誕生から50年の『ガッチャマン』 コンドルのジョーが「アニソンの大王」になったワケ
『ガッチャマン』が生んだ功績とその続編たち

本作がその後のアニメ作品に与えた影響は他にもありますが、その中でもささきいさおさんがアニソン歌手としてデビューするきっかけになった点は大きいものがあると思います。
本名でもある佐々木功名義で、「和製プレスリー」と言われて歌手デビューしたささきさん。その後は役者としても活動し、その声を見込まれて声優として本作のオーディションを受けたそうです。そしてコンドルのジョー役となりました。一応、その前に洋画アニメのアフレコをしているのでデビュー作ではありません。
このジョー役がきっかけで、同じくタツノコプロ製作で当初は本作の後番組に予定されていた『新造人間キャシャーン』(1973年)で主題歌を歌うことになりました。これがささきさんのアニソンデビュー曲となります。この時、ジョーが歌っているというイメージがあるからと、歌手の名義をひらがなにしました。以降、ふたつの名前を使い分けていたそうですが、現在はひらがなで統一しているそうです。

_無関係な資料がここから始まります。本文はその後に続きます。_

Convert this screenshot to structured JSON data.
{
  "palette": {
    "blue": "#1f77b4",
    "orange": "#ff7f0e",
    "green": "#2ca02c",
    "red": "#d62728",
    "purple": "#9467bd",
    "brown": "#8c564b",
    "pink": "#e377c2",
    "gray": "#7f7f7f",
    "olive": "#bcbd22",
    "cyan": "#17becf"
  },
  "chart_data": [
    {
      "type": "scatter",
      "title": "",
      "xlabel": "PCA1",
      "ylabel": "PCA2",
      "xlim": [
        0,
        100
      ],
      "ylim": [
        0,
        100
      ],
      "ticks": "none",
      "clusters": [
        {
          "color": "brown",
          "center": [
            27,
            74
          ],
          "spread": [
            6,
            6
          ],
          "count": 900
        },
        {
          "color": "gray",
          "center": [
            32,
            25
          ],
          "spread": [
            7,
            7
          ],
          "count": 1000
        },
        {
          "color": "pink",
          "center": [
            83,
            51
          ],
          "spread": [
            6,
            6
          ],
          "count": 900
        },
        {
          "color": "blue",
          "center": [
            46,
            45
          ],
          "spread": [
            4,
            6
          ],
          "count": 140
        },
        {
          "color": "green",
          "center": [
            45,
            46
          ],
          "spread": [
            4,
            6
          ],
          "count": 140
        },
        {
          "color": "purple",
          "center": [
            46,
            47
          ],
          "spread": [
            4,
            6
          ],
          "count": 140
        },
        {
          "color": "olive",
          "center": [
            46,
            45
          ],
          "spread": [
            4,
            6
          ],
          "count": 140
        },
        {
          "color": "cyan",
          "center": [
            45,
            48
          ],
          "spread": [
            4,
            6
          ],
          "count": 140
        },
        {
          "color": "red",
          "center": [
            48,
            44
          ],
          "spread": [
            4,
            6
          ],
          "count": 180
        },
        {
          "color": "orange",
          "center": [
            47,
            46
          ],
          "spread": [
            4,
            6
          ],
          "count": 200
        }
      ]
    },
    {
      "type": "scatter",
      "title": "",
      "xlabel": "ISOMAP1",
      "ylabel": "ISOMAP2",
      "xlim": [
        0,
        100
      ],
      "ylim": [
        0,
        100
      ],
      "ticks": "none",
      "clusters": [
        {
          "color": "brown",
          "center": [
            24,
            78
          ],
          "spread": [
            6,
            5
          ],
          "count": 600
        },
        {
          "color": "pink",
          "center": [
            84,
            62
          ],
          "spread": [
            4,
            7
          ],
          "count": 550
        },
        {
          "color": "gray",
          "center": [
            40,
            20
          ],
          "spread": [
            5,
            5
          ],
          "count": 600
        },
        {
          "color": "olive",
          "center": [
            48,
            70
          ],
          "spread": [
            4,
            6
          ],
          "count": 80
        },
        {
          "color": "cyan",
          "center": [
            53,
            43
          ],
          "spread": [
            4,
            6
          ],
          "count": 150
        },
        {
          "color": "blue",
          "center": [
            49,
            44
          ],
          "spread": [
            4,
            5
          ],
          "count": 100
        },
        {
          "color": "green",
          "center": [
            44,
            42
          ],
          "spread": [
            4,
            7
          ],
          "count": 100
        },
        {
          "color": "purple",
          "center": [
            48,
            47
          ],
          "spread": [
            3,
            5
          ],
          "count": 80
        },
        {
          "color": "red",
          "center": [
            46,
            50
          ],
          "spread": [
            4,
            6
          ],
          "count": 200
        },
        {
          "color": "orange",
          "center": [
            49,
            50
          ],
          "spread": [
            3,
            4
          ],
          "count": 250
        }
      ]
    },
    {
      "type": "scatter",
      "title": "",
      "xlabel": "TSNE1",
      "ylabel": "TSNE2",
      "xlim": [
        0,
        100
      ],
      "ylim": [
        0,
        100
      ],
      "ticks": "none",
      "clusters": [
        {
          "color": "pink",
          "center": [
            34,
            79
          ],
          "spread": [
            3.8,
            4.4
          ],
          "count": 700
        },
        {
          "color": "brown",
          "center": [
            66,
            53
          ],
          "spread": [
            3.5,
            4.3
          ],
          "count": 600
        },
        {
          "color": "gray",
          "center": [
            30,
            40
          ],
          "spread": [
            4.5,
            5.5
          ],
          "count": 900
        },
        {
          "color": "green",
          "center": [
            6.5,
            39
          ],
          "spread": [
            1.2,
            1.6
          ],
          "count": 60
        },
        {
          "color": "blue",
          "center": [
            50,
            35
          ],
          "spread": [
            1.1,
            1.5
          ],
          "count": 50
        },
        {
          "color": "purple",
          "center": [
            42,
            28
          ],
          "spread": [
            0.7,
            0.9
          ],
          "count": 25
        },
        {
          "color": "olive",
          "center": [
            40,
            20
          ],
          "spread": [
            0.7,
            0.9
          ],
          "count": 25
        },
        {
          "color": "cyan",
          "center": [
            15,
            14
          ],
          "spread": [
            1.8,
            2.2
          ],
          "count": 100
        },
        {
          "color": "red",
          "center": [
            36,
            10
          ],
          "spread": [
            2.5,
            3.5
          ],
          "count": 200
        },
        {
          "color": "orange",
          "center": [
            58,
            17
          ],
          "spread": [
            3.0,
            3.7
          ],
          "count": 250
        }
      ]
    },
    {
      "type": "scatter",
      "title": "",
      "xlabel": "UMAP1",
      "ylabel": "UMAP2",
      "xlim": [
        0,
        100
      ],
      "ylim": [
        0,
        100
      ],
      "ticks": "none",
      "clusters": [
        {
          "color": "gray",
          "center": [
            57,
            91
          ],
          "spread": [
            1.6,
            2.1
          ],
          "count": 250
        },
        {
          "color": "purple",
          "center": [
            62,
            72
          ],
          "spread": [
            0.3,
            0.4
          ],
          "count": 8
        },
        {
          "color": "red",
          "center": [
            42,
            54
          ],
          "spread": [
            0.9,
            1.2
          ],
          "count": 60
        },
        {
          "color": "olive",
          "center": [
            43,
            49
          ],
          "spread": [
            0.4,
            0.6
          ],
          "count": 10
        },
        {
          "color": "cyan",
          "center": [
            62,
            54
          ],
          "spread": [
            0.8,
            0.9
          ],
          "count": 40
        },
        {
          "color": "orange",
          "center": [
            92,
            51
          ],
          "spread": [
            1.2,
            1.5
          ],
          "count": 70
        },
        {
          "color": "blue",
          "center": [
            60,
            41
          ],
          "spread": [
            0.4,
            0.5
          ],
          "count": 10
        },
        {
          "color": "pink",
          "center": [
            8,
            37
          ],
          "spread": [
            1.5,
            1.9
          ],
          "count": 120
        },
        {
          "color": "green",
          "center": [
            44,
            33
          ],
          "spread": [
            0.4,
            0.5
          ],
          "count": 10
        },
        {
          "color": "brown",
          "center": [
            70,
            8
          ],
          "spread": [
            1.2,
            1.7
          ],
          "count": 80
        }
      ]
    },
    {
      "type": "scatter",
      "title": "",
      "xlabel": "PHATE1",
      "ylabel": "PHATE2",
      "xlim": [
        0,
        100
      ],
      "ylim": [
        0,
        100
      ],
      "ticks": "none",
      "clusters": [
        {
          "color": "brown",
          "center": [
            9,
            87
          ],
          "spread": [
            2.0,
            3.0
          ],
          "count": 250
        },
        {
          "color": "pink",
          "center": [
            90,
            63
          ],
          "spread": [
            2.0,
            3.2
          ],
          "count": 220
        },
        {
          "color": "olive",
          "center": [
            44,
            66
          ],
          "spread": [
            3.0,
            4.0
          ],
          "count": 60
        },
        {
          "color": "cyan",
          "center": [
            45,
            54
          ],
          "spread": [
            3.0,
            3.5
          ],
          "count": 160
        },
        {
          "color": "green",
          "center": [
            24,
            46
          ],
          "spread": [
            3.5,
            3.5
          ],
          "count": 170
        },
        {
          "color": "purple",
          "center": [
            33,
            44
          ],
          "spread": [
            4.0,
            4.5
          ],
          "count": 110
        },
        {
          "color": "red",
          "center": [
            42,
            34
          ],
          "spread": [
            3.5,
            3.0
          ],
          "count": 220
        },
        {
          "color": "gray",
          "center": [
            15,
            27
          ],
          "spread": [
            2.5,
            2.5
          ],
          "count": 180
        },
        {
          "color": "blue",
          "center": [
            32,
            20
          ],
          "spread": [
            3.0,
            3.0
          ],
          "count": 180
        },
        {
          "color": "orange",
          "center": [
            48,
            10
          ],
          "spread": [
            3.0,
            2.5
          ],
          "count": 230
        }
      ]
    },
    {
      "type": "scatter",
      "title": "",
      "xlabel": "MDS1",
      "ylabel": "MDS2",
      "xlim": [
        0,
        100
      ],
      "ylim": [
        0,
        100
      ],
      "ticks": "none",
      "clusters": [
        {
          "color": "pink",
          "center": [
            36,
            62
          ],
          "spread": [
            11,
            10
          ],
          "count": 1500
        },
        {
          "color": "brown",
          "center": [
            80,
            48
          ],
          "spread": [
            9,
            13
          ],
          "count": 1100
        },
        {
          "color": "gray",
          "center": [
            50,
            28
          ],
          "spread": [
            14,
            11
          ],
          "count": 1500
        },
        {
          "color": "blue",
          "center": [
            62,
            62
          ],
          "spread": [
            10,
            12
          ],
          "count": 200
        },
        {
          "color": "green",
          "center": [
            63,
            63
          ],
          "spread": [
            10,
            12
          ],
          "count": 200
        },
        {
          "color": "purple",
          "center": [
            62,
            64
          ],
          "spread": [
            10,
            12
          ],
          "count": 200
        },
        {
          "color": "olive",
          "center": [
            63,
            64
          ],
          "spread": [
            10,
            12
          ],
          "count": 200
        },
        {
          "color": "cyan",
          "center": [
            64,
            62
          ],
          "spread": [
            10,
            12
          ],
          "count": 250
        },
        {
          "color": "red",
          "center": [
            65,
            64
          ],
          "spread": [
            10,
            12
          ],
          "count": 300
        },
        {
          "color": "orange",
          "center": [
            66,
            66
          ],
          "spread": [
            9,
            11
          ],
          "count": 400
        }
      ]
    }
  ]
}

ちなみにささきさんの妻にあたる声優の上田みゆきさんとは、続編の『II』で共演したことがきっかけで結婚したとのこと。本作がささきさんの運命を大きく変えた作品となりました。
本作は全105話、2年にわたって放送されましたが、20%近い平均視聴率の人気番組だったことから、1年の予定だったのが延長されたそうです。ちなみに1年の予定ですと、健と父であるレッドインパルスの別れがそこにあたり、あの感動的な最期は本来の予定されていた最終回だったと考えられるでしょう。
放送中からの人気番組だったことで、前述したように4年後に続編である『II』、続いて『科学忍者隊ガッチャマンF(ファイター)』(1979年)が制作されています。さらに、この他にも多くのリメイクとなる作品も製作されました。
1994年にはタツノコプロ創立30周年記念作品の一環として『GATCHAMAN』のタイトルでOVA作品が作られています。キャラもメカもデザインを一新され、(当時の)現代風エピソードが3本製作されています。
設定をリブートして製作されたのが、2013年に製作された『ガッチャマン クラウズ』と、第2期にあたる『ガッチャマン クラウズ インサイト』(2015年)でした。内容的には完全な別作品ですが、健の声優だった森功至さんがレギュラー出演しています。
この時期に短編FLASHアニメとして情報番組『ZIP!』のコーナーで放送されていたのが、コメディ作品である『おはよう忍者隊ガッチャマン』(2011~2013年)でした。上記の2作は2013年に公開された劇場版実写映画『ガッチャマン』と同時に、「ガッチャマン復活」として企画されたものです。
劇場版『ガッチャマン』では松坂桃李さんをはじめとして当時の有名役者が集合していますが、この作品が初めての実写版かと言うとそうではありません。2000年にNTT東日本のTVCMで、SMAPの5人が科学忍者隊に扮した姿を最初だと言う人もいるからです。
他にも1994年に製作されたOVA『タイムボカン王道復古 / ヤッターマン タツノッコン王国で同窓会だコロン』では他のタツノコキャラと共演、TVアニメ『Infini-T Force』(2017年)では健が中心的レギュラーとして登場、その劇場版『劇場版Infini-T Force/ガッチャマン さらば友よ』ではジョーと南部博士が登場しました。
このように、タツノコヒーローの代表として、さまざまな時代で活躍したガッチャマン。今でも熱烈なファンの多い名作です。またいつの日にか、新たな姿をしたガッチャマンが我々の前に現れるかもしれません。